Uncertainties in water quality-related researches are unavoidable due to difficulties in the identification of the best approach as well as the quality of input datasets under different required conditions98. Regrettably, the collection and analysis of water quality data are expensive and require careful handling and analysis in laboratories. Thus, data on these types of research are often scarce to support the model and this contributes to possible uncertainties99. For instance, the lack of streamflow data as in this study could be significant in water quality assessment as the concentration of parameters could have been coupled with the collected data to assess the transport mechanisms of different nutrients.

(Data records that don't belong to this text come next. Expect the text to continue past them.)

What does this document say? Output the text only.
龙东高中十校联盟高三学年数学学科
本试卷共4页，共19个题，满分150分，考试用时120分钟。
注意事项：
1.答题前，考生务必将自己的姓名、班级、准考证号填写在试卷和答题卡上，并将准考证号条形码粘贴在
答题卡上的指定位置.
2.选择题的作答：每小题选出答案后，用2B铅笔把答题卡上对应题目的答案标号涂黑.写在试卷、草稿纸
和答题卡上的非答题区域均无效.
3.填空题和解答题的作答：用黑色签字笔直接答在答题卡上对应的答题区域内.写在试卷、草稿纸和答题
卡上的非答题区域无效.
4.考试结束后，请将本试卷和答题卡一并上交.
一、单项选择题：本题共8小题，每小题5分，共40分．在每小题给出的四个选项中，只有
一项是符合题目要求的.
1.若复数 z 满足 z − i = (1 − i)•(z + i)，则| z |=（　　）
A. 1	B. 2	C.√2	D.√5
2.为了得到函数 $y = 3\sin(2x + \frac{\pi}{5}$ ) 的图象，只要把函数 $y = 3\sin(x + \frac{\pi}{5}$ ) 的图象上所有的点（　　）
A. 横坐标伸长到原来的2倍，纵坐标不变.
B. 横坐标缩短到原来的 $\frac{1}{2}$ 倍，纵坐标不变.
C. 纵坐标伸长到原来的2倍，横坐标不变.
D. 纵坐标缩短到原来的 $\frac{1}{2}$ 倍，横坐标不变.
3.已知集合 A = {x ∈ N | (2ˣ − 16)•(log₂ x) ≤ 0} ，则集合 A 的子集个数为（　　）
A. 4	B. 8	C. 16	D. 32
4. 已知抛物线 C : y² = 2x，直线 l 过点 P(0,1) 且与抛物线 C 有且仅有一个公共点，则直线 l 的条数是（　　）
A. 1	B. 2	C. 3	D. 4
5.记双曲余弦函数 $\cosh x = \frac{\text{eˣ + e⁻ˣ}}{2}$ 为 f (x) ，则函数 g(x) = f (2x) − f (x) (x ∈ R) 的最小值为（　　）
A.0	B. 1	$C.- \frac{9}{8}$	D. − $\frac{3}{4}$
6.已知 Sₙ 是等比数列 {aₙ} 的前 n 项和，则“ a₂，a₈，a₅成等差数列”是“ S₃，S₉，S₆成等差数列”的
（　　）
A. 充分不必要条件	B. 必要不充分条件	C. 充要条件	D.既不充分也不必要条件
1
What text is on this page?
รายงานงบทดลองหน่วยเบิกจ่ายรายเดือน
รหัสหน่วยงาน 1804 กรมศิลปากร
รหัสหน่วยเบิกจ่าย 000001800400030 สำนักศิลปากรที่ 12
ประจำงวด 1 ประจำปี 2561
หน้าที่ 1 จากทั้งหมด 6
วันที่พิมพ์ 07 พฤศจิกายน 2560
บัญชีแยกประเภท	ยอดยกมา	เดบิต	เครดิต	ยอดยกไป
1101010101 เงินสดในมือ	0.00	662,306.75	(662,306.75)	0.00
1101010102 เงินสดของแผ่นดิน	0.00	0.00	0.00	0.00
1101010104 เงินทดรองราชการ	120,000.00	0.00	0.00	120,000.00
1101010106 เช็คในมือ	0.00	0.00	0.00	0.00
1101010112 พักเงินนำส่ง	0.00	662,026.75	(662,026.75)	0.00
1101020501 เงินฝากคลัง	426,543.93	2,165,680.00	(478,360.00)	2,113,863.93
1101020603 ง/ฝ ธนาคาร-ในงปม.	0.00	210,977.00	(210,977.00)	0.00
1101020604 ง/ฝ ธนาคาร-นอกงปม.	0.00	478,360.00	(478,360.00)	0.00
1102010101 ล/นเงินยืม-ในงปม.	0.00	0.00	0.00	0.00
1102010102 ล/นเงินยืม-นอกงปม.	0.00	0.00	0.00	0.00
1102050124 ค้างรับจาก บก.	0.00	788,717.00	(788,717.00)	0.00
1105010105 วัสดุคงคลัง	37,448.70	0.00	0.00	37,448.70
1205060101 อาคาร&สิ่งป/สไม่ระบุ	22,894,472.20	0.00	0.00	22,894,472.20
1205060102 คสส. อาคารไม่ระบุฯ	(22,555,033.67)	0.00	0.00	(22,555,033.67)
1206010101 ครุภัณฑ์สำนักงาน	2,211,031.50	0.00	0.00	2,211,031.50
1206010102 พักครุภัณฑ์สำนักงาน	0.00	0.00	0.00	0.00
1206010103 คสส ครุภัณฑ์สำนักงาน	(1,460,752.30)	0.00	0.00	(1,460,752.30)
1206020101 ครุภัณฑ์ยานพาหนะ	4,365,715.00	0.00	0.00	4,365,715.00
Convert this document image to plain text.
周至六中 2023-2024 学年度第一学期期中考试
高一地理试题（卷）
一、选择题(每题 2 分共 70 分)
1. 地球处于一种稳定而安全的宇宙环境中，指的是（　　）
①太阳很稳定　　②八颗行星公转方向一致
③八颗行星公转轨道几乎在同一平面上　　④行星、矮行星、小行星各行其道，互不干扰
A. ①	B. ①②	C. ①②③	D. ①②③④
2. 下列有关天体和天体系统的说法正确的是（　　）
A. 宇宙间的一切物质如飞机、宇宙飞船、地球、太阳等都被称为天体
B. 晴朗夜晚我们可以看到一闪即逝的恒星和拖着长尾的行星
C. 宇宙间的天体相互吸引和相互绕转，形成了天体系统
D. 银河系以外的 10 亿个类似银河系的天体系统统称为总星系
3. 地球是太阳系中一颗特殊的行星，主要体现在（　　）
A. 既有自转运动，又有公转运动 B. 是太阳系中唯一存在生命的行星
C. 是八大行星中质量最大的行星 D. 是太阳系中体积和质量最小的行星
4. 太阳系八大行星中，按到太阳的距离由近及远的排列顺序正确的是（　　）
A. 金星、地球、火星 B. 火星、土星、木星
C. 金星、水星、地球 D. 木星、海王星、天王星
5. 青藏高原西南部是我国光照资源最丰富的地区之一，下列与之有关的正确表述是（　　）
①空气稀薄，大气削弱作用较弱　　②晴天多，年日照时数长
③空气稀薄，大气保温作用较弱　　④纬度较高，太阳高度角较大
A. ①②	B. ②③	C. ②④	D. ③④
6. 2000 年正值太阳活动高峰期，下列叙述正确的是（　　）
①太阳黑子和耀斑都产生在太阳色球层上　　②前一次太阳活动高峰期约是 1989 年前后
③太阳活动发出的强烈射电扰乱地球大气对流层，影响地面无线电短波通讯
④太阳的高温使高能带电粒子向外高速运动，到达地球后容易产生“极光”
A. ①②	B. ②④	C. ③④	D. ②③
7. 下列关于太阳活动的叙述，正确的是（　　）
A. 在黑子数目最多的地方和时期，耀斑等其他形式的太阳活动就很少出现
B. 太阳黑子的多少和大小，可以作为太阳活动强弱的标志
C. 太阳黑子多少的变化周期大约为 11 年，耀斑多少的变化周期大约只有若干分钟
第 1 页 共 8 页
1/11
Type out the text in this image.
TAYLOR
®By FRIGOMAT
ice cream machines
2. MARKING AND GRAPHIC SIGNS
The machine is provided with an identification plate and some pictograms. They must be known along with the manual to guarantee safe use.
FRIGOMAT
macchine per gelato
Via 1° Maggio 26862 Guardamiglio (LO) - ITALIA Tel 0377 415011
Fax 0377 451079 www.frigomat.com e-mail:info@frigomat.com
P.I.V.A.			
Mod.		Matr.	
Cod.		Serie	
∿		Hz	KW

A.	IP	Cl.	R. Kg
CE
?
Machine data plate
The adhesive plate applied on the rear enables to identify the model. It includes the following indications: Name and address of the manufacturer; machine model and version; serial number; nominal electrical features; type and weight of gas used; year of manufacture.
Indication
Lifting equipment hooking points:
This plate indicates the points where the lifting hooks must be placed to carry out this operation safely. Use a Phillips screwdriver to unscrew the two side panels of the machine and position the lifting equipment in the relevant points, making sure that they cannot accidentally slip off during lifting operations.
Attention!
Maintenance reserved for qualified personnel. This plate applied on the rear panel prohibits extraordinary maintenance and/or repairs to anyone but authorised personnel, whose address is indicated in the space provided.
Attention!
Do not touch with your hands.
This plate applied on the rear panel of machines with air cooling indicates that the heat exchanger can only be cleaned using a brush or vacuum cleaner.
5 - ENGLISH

Moreover, data processing and management can also present a certain level of uncertainty. Results may be limited by missing data, methods adopted to estimate missing values, and errors in data management. This study did not address this source of uncertainty as it did not arise from random statistical variation but rather from individual mistakes or equipment faults. Another important uncertainty of the lake water quality data is associated with the sampling measurement. This uncertainty relates to the selection of representative sampling sites as they can affect the optimization of a water sample. The sampling site choice might have substantial effects on the measured concentration of a given parameter considering that some parameters have high spatio-temporal variability within the cross-section of a given reach. Therefore, high-frequency sampling efforts at multiple sampling stations, are needed to get robust results for the whole lake. Nevertheless, the effect of these above-mentioned possible uncertainties is considered not significant for this study since the significance of this study is not to represent an exact condition of the area’s pollution level but to guide the comprehension of the possible future scenarios for policymakers. Hence, reducing uncertainties to improving the understanding of the vulnerability of water quality in light of land use types should be prioritized in future researches.

Conclusion

Using GIS analysis showed the spatial distribution and the condition of water quality of the Lake. It has been shown that Lake Muhazi is influenced by anthropogenic activities driven by LULC of the area. Furthermore, the condition of the lake’s water quality varies depending on the seasons. From the overall obtained results, the following conclusions and recommendations were drawn:

  1. 1.

    Based on our analysis, water pollution was caused by the increase in human activities especially agriculture around the area.

  2. 2.

    Of all the sites, none has shown an excellent or good status of water quality, therefore water should be properly treated before usage.

  3. 3.

    To retain the runoff before releasing it into the lake and minimize water pollution, rainwater retention ponds can be constructed near developed zones around the study area.

  4. 4.

    The study area needs effective land use planning and formulates non-point source pollution control policies taking into consideration the increase in forest and grassland.

  5. 5.

    It will be significant to consider buffer-zone scales in assessing the effects of land use on water quality in the areas by controlling the anthropogenic activities within and around the watershed by taking necessary actions against polluters.

  6. 6.

    The study is suggested considering the runoff flow direction or incoming flow from the lake Feeder Rivers as part of the strategic sampling approach in future studies.

We believe that this study contains sufficient information to keep making efforts for strong monitoring of pollutants sources. An epidemiological study factor is required in future studies to evaluate the spatial distribution and association analysis between waterborne diseases and the concentrations of different parameters.